And I have strong memories of how my first ever argument with my Dad was about Germans - how he'd raised me to be against racism but was telling me that he hated all Germans, because of what they'd done. I was about ten, and suddenly I was realising that he wasn't always right, and that he didn't live up to his own standards. Of course he didn't actually hate all Germans - his Jewish Judo club included a young German lesbian woman who was sort of an honorary Jew, and who he really liked.

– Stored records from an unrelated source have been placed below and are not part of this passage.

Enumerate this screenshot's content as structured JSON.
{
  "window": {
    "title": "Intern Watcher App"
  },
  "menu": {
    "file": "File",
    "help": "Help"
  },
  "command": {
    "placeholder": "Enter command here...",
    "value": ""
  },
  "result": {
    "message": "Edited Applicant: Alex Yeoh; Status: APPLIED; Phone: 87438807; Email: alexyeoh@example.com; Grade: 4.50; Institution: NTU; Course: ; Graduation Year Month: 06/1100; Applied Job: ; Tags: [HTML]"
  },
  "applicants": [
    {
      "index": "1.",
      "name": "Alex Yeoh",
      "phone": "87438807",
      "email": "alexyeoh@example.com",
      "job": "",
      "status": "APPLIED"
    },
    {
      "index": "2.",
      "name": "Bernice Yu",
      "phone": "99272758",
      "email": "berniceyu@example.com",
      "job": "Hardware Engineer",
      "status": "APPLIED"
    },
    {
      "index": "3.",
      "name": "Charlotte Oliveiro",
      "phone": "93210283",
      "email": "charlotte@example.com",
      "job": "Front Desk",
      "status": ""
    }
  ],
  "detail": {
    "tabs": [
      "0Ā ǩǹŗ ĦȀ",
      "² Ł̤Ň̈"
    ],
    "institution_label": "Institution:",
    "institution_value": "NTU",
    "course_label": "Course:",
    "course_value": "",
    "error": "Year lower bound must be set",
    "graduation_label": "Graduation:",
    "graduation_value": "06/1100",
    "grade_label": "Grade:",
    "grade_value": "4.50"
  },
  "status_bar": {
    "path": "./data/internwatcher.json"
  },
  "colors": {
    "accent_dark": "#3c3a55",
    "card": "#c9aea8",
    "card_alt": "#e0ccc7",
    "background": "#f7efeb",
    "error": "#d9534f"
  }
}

But still, I find it hard to be sympathetic to the suffering of Germans - civilians and soldiers - that resulted from their defeat in WW2. Intellectually I can accept that the Allied bombing of German cities was wrong and bad, and that if there was an objective standard would be ruled to be a war crime. Only, I can't find it in my self to feel really sorry for the victims, or for the Germans who lost their homes in territories awarded to other countries after the war. Because of what they'd done, and what they had shut their eyes to.
Angela Findlay's book addresses all this, but not with the same structure of feelings that I'd bring to it. Not surprising, really, since she's a descendant of one of the perpetrators rather than one of the victims. Her grandfather wasn't in the SS, but he was a German general, and was doing his utmost to make sure that Germany won the war. So it's hard to work up much sympathy for his two years in captivity at the end of the war.
For the most part I liked the parts of the book where she details the personal histories, and I wasn't so keen on the parts where she describes her own personal history of psychological suffering. Nevertheless there's a good survey of all the current thinking about PTSD and trauma, including epigenetics, and it's worth reading for that. And I think she's been brave to have confronted her family story, and to have attempted to disentangle the ways in which it has reached from the past into the present. But I can't help thinking that she tried too hard, and too fast, to find a good thing that her grandfather had done (allowing some fleeing Italian civilians to hide in some tunnels that he'd been ordered to destroy), and to feel at peace from that. I can't blame her for that, but I can't feel the same, and that's partly what the book is about - how to feel about these legacies.